99906 Uofalberta

Discovery
- Discovered by: A. Lowe
- Discovery site: Palomar Obs.
- Discovery date: 17 August 2002

Designations
- Pronunciation: /ˈjuːəvælˈbɜːrtə/
- Named after: University of Alberta
- Alternative designations: 2002 QV_{53}
- Minor planet category: main-belt · (outer) background

Orbital characteristics
- Epoch 27 April 2019 (JD 2458600.5)
- Uncertainty parameter 0
- Observation arc: 20.63 yr (7,536 d)
- Aphelion: 3.4925 AU
- Perihelion: 2.9316 AU
- Semi-major axis: 3.2120 AU
- Eccentricity: 0.0873
- Orbital period (sidereal): 5.76 yr (2,103 d)
- Mean anomaly: 282.41°
- Mean motion: 0° 10^{m} 16.32^{s} / day
- Inclination: 11.665°
- Longitude of ascending node: 161.15°
- Argument of perihelion: 219.28°

Physical characteristics
- Mean diameter: 6.834±0.303 km
- Geometric albedo: 0.055±0.015
- Absolute magnitude (H): 14.8

= 99906 Uofalberta =

Main-belt asteroid

99906 Uofalberta (provisional designation ') is a dark background asteroid from the outermost region of the asteroid belt, approximately 6.8 km in diameter.
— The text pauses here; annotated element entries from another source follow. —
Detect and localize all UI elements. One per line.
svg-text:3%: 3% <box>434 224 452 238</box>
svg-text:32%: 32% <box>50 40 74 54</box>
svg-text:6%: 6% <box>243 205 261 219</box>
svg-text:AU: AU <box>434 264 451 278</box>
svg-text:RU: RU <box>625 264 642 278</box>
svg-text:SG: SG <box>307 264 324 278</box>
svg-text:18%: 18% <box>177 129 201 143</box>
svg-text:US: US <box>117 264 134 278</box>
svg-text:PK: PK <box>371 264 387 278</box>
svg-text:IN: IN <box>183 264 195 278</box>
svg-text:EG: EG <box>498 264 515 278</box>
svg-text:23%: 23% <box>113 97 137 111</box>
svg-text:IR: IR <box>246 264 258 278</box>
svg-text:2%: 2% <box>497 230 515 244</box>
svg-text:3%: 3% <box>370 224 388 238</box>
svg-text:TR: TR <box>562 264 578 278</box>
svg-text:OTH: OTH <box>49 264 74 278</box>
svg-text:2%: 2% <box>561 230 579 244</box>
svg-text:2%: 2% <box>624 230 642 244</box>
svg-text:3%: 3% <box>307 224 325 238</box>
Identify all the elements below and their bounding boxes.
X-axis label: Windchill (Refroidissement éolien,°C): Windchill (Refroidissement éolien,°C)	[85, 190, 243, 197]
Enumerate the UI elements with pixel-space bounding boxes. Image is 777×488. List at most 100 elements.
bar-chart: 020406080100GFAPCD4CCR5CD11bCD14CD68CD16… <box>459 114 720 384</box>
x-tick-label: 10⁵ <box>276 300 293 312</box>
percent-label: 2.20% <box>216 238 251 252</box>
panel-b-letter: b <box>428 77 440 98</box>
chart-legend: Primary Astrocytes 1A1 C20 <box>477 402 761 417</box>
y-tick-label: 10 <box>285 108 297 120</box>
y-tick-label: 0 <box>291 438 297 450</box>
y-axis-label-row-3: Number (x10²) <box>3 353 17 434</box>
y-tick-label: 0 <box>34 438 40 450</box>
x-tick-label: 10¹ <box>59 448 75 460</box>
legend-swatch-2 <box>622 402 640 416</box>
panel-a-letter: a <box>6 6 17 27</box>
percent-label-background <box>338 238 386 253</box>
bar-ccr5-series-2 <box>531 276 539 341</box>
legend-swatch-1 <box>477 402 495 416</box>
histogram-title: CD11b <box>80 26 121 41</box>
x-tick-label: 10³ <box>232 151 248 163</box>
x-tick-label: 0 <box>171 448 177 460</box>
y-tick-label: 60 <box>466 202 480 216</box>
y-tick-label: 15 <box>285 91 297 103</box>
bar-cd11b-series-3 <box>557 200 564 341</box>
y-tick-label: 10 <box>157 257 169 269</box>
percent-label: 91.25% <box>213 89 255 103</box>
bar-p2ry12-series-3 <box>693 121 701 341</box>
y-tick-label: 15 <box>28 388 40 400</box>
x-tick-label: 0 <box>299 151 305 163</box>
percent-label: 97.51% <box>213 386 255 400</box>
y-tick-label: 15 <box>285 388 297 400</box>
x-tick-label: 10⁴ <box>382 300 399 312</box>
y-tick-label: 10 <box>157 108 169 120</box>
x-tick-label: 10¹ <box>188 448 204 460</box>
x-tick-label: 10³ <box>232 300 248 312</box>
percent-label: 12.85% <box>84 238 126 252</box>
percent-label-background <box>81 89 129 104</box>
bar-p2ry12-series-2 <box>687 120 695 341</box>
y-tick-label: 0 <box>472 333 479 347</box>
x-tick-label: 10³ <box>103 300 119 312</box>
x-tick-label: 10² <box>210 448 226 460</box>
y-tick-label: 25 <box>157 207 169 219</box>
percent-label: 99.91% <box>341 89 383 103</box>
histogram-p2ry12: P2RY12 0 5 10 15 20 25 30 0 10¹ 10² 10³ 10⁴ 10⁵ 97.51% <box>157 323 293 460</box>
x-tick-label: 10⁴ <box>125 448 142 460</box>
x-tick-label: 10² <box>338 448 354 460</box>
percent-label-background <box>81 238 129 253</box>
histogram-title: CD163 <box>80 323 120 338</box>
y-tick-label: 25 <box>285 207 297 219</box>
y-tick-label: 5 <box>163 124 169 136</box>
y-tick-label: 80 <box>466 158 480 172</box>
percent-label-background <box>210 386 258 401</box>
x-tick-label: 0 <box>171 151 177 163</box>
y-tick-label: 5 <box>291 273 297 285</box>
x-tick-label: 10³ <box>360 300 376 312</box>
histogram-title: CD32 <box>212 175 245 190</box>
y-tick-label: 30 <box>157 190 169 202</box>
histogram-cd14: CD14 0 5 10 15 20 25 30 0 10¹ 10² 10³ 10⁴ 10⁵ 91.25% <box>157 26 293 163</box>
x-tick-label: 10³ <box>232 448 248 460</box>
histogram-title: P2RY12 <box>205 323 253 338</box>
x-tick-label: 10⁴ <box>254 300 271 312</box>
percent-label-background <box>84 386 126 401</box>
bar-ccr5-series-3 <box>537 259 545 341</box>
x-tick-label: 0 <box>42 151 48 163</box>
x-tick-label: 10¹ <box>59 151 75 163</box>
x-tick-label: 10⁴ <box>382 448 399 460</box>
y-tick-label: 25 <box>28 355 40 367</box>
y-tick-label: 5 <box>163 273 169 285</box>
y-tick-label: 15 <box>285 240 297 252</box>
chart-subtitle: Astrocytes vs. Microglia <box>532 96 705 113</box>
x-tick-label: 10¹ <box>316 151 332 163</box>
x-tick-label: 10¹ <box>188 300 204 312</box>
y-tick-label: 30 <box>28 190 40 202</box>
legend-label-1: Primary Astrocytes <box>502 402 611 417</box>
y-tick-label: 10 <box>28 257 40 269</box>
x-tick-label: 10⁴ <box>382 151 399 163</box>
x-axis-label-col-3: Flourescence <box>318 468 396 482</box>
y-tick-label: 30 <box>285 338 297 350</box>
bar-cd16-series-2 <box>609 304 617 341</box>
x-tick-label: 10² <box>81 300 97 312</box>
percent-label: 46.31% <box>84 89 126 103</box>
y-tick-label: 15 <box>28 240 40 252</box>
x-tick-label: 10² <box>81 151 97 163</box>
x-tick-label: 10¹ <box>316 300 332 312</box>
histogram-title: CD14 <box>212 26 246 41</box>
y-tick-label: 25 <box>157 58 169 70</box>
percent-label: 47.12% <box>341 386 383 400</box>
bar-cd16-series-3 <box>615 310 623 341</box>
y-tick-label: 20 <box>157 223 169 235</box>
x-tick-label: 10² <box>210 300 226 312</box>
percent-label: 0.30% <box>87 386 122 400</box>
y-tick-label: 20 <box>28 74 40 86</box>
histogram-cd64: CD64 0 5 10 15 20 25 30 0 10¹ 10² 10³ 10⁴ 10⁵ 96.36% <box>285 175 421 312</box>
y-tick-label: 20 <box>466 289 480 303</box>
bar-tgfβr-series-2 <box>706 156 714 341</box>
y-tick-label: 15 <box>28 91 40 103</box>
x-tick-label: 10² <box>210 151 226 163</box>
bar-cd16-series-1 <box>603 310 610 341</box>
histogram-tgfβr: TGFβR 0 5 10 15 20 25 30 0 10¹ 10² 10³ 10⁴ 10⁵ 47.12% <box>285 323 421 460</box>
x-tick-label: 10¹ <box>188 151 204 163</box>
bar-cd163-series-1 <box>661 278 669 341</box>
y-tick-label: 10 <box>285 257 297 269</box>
It was discovered by Canadian amateur astronomer Andrew Lowe on 17 August 2002, from digitized photographic plates taken at the Palomar Observatory. It was named for the University of Alberta.

== Orbit and classification ==

Uofalberta is a non-family asteroid from the main belt's background population, located just inside the region of the Cybele asteroids (3.3–3.7 AU). It orbits the Sun in the outer asteroid belt at a distance of 2.9–3.5 AU once every 5 years and 9 months (2,103 days; semi-major axis of 3.21 AU). Its orbit has an eccentricity of 0.09 and an inclination of 12° with respect to the ecliptic.

The body's first observation was found on images taken by the Siding Spring Observatory in November 1997, and were published by the Digitized Sky Survey (DSS) later on. The asteroid's observation arc begins with a precovery in February 1999, when it was observed at the Near-Earth Asteroid Tracking at Haleakala Observatory.

== Naming ==

This minor planet was named after the University of Alberta; the initials of its motto Quaecumque Vera ("Whatsoever things are true") appear in the provisional designation. The official was published by the Minor Planet Center on 18 September 2005 (M.P.C. 54830).

== Physical characteristics ==

According to the survey carried out by the NEOWISE mission of NASA's Wide-field Infrared Survey Explorer, Uofalberta measures 6.834 kilometers in diameter and its surface has an albedo of 0.055. Due to its low albedo and location far out the asteroid belt, Uofalberta is likely a carbonaceous C-type asteroid. As of 2018, no rotational lightcurve of Uofalberta has been obtained from photometric observations. The body's rotation period, pole and shape remain unknown.